Source: Exxon Mobil Q4 2019 Earnings Call Presentation

Investing through the cycle

As oil prices collapsed in 2014, both XOM and CVX were forced to cut their Capex below the sustainable level of the depreciation and amortization expense (D&A).

Source: Author’s calculations based on data from Seeking Alpha

However, XOM has recently dialed up its capital expenditure above 100% of its D&A expense. A move that led to depressed free cash flow levels and the need to increase borrowing, but would give XOM a better project pipeline once oil prices recover.

Source: Author’s calculations based on data from Seeking Alpha

Source: Author’s calculations based on data from Seeking Alpha

It is exactly this recent higher spending on Capex, which resulted in Exxon Mobil’s worst share price performance and led to its exclusion from the Dow Jones index, while Chevron has kept its place (for now).

The final reason why I would consider Exxon Mobil is the company’s low valuation, in spite of its strong financial standing.

Exxon Mobil now trades below its book value of equity and below the P/B of Chevron, while at the same time having higher operating profitability.

ChartData by YCharts

In terms of free cash flow on a trailing twelve-month basis, XOM trades at a Free Cash Flow Yield of -1.1% which makes it look worse than Chevron, which has an FCF yield of 3.9%.

However, as I mentioned earlier, XOM has dialed up significantly its Capex over the recent years with a ratio of Capex/D&A Expense of 118% over the last twelve months, compared to only 61% for Chevron.

Thus, if XOM was as aggressive as Chevron in its Capex reduction and spent only 61% of its Depreciation & Amortization Expense, it would have achieved an FCF Yield of 6.3%.

Finally, Exxon’s dividend, which although would most likely be cut in the future, still appears much safer than that of Chevron, which has once again plunged into net loss territory.

ChartData by YCharts

As far as cash flow is concerned, cumulatively over the past 10 years, XOM has returned much more cash to shareholders relative to its total cash inflow while also reinvesting in the business.

Source: Author’s calculations based on data from Seeking Alpha

On the cash inflow side, many people point out Exxon’s recent debt issuance to cover its dividend which is true over the past 12 months.
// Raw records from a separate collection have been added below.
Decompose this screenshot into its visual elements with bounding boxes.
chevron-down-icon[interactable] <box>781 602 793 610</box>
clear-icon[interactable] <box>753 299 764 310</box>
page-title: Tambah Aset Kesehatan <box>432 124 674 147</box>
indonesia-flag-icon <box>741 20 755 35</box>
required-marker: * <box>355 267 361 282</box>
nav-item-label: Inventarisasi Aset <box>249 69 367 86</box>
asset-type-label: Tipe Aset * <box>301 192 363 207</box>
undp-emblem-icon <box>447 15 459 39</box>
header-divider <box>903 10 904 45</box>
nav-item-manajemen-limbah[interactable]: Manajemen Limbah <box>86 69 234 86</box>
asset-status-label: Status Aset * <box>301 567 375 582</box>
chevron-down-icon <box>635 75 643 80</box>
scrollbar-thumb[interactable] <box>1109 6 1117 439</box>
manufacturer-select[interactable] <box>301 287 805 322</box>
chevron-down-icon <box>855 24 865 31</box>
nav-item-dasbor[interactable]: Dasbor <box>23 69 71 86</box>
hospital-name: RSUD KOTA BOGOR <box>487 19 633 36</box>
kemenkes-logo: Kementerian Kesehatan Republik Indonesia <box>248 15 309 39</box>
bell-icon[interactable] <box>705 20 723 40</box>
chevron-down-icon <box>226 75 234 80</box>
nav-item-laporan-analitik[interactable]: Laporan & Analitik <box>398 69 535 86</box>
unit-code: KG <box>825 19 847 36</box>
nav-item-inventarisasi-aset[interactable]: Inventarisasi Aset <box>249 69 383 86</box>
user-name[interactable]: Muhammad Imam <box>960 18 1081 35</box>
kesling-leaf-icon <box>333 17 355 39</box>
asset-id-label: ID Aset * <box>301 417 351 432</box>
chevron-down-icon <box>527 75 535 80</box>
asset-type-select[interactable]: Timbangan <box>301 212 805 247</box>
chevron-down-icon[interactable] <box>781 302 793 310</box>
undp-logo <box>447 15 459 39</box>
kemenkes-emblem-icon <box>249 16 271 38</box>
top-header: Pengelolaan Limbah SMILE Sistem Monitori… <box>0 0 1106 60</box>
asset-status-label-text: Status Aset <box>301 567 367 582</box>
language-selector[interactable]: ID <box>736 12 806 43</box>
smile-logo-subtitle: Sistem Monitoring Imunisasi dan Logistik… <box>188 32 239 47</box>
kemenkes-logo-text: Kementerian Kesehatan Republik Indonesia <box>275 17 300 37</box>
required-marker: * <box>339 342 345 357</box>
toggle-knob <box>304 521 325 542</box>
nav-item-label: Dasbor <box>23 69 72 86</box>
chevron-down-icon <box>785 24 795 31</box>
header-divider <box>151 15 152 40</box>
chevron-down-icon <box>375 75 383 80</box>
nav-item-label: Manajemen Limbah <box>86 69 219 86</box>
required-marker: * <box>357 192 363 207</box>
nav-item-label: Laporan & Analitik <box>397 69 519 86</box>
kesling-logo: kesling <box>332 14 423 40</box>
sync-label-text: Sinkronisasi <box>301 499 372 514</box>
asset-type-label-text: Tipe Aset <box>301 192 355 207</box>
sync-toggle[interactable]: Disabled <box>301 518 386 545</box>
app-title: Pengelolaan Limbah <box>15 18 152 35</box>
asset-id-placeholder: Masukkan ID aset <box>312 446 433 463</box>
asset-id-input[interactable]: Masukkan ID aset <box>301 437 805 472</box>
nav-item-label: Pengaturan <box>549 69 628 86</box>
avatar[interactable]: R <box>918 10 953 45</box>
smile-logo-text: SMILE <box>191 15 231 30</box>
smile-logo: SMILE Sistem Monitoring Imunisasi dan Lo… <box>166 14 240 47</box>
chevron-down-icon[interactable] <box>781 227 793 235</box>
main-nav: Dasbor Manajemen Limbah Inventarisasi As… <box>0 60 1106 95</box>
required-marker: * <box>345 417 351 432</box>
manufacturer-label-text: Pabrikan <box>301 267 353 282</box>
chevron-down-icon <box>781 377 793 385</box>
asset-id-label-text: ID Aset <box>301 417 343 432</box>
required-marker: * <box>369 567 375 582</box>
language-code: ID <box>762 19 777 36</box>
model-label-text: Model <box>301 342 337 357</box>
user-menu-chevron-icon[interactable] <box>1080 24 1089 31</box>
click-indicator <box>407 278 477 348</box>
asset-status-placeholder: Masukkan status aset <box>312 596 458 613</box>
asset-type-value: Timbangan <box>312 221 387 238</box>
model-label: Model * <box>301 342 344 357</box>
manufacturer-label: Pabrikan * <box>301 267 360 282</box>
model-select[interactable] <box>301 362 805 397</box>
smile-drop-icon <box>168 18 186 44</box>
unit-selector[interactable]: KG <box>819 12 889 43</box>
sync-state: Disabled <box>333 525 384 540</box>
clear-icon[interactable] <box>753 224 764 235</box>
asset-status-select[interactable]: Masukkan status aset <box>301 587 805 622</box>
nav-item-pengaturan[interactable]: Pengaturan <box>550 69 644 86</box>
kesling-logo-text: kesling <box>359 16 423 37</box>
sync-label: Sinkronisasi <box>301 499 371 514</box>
However, as I noted earlier, the company is still one of the most financially stable businesses in the peer group which allows it to sustain this trend over the short term.
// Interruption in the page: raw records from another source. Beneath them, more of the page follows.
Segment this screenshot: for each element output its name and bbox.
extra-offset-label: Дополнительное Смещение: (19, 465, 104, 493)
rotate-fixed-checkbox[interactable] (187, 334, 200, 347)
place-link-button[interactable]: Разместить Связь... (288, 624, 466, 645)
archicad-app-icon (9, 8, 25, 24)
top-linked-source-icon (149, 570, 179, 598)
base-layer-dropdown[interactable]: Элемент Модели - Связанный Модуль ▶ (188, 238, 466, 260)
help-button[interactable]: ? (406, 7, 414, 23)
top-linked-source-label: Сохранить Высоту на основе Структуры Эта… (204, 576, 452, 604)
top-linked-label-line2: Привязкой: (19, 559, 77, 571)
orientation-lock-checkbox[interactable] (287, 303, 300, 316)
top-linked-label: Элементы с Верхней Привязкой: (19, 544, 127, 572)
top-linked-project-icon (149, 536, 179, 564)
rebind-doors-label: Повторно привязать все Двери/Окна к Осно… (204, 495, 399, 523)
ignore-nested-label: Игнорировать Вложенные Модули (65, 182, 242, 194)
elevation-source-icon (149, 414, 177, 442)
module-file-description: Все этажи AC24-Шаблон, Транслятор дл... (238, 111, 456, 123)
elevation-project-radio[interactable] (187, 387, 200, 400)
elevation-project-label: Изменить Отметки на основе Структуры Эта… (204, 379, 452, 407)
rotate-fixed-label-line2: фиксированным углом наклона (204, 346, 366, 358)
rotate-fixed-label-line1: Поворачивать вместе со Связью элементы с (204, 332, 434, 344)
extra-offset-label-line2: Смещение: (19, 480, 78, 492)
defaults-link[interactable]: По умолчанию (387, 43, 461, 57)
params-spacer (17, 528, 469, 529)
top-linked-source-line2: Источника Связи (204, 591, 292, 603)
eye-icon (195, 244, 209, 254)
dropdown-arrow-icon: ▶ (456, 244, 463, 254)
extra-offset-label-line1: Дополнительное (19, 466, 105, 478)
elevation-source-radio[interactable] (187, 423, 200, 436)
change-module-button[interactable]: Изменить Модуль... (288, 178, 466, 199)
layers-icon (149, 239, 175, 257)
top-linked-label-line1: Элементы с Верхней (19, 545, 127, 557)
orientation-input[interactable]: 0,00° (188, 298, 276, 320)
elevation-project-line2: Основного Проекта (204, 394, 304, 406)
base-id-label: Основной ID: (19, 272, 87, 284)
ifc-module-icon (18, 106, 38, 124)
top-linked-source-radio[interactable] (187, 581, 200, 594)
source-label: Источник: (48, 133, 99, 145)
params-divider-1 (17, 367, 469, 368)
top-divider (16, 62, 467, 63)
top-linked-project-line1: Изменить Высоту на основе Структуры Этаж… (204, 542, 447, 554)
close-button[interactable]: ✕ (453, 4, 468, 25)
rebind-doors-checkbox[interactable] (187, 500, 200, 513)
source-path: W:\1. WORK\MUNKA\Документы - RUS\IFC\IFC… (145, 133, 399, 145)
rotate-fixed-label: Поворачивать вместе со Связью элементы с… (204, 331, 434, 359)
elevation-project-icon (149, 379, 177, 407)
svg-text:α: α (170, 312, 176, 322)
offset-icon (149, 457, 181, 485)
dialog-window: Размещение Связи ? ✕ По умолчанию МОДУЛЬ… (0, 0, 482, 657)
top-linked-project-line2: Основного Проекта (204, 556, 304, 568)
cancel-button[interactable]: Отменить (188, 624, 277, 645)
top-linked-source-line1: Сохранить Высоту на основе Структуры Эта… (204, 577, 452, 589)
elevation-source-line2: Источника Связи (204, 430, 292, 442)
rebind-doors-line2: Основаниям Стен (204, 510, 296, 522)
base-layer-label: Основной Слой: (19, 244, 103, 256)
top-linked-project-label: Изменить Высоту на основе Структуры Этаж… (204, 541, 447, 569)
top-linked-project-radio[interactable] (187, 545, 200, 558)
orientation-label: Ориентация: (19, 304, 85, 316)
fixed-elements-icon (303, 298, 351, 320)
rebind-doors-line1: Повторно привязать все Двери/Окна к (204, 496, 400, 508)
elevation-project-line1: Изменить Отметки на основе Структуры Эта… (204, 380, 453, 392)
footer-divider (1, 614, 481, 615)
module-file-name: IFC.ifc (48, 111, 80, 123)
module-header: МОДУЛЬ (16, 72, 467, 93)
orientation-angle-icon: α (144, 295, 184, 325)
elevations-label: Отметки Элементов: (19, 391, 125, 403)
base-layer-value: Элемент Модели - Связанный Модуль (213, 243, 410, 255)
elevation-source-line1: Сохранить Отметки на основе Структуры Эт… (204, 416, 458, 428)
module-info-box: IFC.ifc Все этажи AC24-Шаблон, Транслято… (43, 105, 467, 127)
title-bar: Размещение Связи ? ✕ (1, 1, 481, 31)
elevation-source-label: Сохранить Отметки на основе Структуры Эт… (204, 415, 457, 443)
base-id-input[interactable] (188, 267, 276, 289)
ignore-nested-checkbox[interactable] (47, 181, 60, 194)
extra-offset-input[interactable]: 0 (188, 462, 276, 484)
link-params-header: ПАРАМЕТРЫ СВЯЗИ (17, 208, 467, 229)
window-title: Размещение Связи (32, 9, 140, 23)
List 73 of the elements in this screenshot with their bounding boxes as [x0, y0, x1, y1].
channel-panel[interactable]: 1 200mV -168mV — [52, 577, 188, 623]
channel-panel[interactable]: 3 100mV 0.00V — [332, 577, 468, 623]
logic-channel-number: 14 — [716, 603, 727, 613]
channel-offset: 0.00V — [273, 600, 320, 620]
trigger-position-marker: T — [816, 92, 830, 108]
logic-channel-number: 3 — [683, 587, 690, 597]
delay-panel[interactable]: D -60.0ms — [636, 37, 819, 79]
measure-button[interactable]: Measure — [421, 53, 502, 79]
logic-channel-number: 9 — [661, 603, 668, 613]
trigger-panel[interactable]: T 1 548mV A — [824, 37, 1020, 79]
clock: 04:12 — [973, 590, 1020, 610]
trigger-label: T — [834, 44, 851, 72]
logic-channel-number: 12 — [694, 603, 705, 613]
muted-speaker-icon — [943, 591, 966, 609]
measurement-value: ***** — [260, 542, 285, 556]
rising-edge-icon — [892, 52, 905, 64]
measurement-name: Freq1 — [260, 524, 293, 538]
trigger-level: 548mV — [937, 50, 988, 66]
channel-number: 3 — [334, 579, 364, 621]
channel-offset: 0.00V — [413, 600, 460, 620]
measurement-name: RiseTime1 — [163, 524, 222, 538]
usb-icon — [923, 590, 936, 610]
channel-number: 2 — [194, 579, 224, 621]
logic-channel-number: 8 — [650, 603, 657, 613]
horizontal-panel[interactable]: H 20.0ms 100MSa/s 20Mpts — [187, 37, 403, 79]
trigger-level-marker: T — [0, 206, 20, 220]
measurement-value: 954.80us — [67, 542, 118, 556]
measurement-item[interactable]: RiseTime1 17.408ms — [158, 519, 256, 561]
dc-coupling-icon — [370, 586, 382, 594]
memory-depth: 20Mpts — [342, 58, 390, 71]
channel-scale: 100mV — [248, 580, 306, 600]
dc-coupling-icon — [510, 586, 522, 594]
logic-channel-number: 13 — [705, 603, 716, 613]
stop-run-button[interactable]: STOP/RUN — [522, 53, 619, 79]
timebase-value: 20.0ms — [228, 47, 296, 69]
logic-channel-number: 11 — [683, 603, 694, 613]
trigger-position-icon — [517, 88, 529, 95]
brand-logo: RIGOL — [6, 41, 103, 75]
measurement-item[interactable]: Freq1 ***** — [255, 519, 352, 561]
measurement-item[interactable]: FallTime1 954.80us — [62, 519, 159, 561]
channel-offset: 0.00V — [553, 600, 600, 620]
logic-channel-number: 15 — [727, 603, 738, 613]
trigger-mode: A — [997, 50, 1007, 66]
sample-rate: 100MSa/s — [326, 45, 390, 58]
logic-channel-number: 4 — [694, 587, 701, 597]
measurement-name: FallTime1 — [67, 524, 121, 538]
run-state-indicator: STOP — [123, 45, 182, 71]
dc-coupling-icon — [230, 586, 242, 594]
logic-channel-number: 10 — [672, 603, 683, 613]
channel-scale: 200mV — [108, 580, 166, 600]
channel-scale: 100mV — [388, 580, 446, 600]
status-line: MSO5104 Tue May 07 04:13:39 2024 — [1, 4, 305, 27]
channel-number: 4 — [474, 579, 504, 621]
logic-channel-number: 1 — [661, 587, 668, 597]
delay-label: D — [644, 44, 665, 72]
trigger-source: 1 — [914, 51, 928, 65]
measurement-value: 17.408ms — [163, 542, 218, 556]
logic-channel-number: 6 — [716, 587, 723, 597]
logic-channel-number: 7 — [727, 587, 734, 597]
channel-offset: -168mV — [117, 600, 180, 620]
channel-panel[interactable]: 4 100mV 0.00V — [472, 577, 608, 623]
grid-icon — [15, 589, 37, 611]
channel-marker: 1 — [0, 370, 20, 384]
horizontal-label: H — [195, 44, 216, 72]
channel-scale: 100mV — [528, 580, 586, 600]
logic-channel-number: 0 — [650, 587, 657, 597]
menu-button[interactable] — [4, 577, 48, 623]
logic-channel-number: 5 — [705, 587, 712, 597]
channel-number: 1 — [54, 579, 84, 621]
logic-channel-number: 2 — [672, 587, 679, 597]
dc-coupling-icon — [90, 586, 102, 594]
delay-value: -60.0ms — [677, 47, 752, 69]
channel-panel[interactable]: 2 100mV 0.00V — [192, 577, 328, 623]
Source: Author’s calculations based on data from Seeking Alpha

Conclusion

Although the share of renewable energy is bound to increase over the coming decades, investments in less-polluting energy sources by the large oil & gas companies are also crucial if we both care about the environment and want to keep the lights on. In addition to less-polluting natural gas, Exxon Mobil is also investing in biofuels, carbon capture technologies and hydrogen.

Thus, the cyclical downturn in oil & gas prices presents an opportunity for long-term-oriented investors as XOM’s valuation fell to levels last seen in 2003. At the same time, XOM is one of the most financially-sound entities in the sector, has continued to invest heavily through the bottom of the cycle and has the scale necessary to bring new technologies to life.
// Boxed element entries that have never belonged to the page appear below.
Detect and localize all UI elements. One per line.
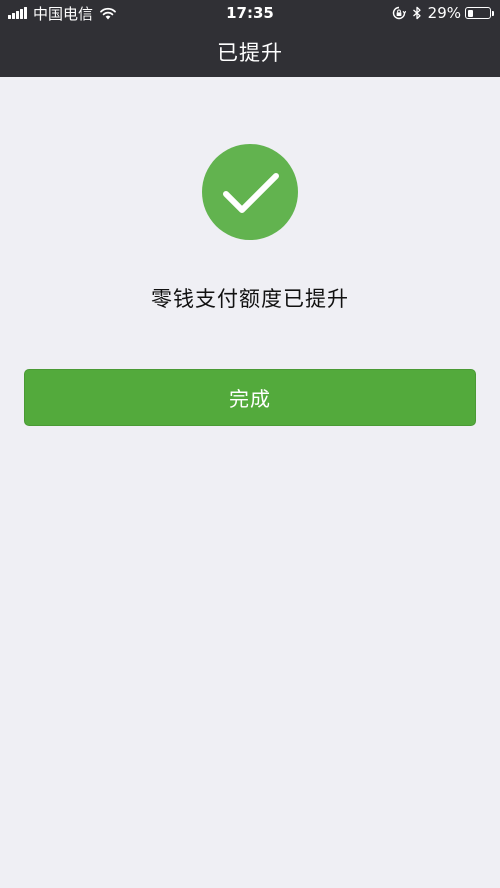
check-icon <box>223 173 279 213</box>
battery-percent: 29% <box>427 4 461 22</box>
battery-level <box>467 9 474 17</box>
done-button-label: 完成 <box>229 387 271 411</box>
screen: 中国电信 17:35 29% 已提升 零钱支付额度已提升 完成 <box>0 0 500 888</box>
bluetooth-icon <box>412 6 421 20</box>
done-button[interactable]: 完成 <box>24 369 476 426</box>
status-bar: 中国电信 17:35 29% <box>0 0 500 26</box>
success-icon <box>202 144 298 240</box>
battery-icon <box>465 7 491 19</box>
page-title: 已提升 <box>217 40 283 65</box>
orientation-lock-icon <box>392 6 406 20</box>
header: 中国电信 17:35 29% 已提升 <box>0 0 500 77</box>
battery-cap <box>492 10 494 16</box>
result-message: 零钱支付额度已提升 <box>151 287 349 311</box>
status-bar-right: 29% <box>392 4 494 22</box>
nav-bar: 已提升 <box>0 26 500 77</box>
Disclosure: I/we have no positions in any stocks mentioned, but may initiate a long position in XOM over the next 72 hours. I wrote this article myself, and it expresses my own opinions. I am not receiving compensation for it (other than from Seeking Alpha). I have no business relationship with any company whose stock is mentioned in this article.

Additional disclosure: Please do your own due diligence and consult with your financial advisor, if you have one, before making any investment decisions. The author is not acting in an investment adviser capacity. The author’s opinions expressed herein address only select aspects of potential investment in securities of the companies mentioned and cannot be a substitute for comprehensive investment analysis. The author recommends that potential and existing investors conduct thorough investment research of their own, including detailed review of the companies’ SEC filings. Any opinions or estimates constitute the author’s best judgment as of the date of publication and are subject to change without notice.